Bradford County, PA
Community concern and commitment to growing safe, healthy food are high on Kim Seeley’s list of priorities. Kim and his wife Ann run Milky Way Farms in Bradford County in northeastern Pennsylvania.
Kim Seeley cares about his community. The Seeleys have their own store on the farm (started 40 years ago by Kim’s parents, Lewis and Marie) where they sell milk products directly to their neighbors. They also sell their milk to local supermarkets, a local county jail, and the Pennsylvania College of Technology, which is a renowned culinary school. When the college switched from conventional milk to the Seeleys’ all natural milk, student and faculty consumption increased 20%, without advertising, simply because it tastes so good!

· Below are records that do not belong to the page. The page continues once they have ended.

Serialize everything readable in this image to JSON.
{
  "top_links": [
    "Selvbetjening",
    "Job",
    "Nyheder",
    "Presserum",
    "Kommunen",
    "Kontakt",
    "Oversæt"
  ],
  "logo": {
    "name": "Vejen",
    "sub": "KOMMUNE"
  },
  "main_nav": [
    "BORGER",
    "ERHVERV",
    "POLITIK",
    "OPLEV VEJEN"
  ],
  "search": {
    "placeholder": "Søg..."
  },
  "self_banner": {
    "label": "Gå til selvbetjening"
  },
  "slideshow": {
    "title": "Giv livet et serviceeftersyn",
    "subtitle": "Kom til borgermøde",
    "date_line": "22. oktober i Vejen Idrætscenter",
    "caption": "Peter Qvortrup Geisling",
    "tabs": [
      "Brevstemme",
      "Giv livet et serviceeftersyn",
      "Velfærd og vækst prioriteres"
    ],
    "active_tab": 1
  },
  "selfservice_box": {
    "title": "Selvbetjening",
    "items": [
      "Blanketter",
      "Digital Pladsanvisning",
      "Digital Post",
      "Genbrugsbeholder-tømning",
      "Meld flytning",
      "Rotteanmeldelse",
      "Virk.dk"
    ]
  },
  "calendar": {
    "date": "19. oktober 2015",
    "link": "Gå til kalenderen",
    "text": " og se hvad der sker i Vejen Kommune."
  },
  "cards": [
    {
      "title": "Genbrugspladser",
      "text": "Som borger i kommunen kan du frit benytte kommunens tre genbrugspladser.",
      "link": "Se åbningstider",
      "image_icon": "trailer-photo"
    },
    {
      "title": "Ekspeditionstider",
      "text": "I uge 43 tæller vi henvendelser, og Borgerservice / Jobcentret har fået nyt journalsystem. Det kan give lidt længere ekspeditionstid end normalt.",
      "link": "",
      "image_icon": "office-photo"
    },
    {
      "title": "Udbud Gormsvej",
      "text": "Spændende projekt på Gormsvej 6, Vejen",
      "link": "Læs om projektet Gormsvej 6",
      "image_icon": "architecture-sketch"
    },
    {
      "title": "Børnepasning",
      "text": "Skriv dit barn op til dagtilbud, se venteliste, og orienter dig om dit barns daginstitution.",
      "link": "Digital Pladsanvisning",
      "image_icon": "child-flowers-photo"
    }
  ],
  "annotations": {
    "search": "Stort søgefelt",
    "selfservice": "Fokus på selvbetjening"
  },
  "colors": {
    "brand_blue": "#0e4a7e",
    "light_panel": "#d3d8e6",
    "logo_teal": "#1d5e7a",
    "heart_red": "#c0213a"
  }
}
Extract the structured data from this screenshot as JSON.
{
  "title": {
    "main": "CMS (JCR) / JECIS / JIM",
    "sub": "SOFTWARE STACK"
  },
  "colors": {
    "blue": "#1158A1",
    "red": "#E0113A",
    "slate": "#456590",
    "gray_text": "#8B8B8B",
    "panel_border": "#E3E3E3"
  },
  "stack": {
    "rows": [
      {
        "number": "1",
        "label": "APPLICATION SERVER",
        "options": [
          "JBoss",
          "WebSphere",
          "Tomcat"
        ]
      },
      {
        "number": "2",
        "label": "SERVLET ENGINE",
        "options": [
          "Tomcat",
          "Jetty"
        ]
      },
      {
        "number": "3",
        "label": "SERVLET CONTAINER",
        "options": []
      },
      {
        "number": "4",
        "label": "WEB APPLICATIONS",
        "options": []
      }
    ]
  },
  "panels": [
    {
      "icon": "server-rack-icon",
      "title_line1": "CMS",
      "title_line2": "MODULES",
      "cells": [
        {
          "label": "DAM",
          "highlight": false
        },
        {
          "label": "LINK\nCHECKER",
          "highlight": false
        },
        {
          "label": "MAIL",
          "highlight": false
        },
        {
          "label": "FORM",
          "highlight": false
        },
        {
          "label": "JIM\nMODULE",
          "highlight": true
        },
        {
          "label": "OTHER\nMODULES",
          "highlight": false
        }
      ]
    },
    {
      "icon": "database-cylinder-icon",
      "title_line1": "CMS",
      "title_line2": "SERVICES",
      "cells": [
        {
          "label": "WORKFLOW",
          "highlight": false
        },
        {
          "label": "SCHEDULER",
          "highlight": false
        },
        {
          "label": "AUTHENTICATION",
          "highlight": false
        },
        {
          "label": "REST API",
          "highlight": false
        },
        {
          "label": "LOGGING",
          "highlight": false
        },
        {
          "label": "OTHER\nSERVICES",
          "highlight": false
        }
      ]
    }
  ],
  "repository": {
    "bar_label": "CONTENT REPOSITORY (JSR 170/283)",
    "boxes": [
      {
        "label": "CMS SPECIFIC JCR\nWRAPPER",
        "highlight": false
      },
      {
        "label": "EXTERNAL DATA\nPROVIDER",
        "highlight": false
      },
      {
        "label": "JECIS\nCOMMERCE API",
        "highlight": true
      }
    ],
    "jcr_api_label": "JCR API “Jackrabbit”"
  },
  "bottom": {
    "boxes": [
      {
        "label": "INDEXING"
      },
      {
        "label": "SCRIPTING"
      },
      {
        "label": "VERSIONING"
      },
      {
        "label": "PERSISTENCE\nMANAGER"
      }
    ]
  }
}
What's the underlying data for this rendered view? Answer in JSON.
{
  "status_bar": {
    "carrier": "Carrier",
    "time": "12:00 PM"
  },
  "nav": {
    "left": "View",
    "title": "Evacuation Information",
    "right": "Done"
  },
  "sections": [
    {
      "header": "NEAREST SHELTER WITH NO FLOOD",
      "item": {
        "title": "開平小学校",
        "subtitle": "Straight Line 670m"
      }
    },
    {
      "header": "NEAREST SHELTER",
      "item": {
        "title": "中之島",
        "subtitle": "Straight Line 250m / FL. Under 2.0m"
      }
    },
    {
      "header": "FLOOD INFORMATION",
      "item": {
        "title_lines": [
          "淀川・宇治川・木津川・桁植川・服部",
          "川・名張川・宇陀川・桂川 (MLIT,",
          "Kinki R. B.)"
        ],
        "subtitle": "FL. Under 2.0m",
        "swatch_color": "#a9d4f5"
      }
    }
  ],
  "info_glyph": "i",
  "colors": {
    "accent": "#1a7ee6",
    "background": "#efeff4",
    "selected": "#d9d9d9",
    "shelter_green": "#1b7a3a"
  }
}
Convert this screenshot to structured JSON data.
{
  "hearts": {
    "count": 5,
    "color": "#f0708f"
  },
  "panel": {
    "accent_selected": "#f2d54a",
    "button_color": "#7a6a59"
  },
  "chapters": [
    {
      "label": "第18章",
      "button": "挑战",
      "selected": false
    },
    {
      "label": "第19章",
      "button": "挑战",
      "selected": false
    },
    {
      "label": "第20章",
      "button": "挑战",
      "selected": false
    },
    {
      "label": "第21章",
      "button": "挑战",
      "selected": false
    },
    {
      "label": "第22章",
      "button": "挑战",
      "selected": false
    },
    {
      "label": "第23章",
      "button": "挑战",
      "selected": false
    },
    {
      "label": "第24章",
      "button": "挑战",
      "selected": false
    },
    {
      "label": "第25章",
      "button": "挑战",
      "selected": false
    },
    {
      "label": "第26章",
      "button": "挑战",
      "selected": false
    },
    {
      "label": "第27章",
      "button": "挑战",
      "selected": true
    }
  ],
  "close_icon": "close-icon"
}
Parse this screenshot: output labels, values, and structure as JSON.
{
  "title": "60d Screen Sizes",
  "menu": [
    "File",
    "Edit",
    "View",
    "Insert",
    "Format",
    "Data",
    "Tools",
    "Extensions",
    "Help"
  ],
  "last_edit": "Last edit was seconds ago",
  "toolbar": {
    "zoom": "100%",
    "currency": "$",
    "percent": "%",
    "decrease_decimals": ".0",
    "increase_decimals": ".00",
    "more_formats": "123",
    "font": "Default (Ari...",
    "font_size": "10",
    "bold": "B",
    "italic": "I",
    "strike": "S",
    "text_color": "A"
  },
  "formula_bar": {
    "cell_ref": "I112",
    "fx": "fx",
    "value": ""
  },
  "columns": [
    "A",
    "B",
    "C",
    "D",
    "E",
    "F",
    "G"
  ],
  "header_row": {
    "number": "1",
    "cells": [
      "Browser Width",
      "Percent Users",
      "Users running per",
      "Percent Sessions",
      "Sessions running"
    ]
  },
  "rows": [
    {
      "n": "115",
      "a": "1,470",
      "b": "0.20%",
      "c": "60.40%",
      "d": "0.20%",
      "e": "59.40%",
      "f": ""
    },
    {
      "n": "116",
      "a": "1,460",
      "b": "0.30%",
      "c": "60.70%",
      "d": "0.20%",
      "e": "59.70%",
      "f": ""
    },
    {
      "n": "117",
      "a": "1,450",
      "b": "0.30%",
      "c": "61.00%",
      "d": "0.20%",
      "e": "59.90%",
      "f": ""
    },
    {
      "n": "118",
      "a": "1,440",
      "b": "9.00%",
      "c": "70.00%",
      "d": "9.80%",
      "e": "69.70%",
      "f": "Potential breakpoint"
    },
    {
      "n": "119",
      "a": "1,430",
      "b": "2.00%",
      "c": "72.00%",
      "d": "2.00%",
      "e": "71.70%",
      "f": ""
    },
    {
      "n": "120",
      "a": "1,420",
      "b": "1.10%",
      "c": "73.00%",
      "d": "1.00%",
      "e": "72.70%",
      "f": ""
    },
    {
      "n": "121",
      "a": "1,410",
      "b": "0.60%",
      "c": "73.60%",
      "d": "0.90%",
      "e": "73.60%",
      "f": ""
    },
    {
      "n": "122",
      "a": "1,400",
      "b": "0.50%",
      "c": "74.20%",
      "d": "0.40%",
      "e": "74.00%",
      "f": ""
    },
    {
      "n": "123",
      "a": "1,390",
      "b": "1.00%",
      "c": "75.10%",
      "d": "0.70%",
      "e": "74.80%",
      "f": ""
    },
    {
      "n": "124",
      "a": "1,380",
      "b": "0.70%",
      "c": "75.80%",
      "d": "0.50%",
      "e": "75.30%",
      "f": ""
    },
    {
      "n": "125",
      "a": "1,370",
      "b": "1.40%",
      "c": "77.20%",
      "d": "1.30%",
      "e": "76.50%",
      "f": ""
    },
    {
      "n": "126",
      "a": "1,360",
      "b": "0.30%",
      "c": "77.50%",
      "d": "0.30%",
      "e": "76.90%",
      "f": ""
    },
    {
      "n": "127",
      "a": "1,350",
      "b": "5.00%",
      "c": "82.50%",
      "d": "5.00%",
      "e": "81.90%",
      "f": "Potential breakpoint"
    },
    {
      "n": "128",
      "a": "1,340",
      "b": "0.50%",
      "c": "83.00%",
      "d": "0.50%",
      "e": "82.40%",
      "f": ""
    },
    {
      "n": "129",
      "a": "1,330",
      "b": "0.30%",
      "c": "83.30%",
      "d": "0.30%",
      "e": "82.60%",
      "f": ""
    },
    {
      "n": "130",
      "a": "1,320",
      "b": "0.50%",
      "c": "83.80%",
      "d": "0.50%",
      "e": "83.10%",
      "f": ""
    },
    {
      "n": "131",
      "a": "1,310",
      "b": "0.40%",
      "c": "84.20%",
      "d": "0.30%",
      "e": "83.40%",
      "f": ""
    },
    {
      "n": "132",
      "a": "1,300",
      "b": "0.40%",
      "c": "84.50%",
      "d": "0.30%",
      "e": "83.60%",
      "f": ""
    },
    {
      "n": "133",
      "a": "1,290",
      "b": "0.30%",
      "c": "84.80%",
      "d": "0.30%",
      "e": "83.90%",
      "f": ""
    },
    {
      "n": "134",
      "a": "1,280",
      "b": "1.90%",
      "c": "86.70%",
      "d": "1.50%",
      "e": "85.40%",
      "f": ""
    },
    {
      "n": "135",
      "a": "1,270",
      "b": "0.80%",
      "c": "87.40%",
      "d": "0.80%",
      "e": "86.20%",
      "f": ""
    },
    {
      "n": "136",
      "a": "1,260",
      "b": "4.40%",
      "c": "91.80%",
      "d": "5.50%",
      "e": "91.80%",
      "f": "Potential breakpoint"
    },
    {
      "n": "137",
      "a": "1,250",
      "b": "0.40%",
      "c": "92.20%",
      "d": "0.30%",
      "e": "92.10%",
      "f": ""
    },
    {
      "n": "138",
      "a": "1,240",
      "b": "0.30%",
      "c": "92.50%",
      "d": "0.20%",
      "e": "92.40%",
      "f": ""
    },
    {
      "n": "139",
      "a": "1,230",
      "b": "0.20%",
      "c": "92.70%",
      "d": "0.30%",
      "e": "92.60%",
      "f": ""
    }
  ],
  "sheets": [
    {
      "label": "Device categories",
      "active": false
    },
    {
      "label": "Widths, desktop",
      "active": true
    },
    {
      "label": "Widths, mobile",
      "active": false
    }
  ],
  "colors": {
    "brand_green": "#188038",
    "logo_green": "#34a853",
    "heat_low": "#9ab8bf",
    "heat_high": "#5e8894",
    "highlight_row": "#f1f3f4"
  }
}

The family raises 180 cows using organic practices because they care about the quality of their milk. Their customers agree that milk from cows raised naturally tastes better than conventional milk. Kim sees consumers as the key to unleashing what he sees as a simmering agricultural revolution. “As soon as we empower the consumers, they can put pressure on politicians and food companies to make changes. They hold the power.” Empowering farmers is also crucial in Kim’s mind. “We have been told for years that we will have more power if we consolidate the dairy industry into fewer cooperatives, yet in the last 10 years we have done that more than ever, and the price of milk is still the lowest it’s ever been. This is glaring proof that controlling more power among fewer people doesn’t solve farmers’ problems. It only makes things worse.”
Kim and Ann’s son Shon is currently studying agriculture at Penn State University. When he returns to the farm, he will become the fourth generation of Seeley family farmers. Shon wanted to be a sportscaster when he was younger. Kim and Ann never put pressure on Shon to become a farmer, but their philosophy of growing healthy food to make the world a better place has inspired him. With young people leaving the farms in droves, Kim thinks “it’s neat to see [Shon] want to farm. It must be a sign that we’re doing something right, in addition to being stubborn and hard working, I guess.”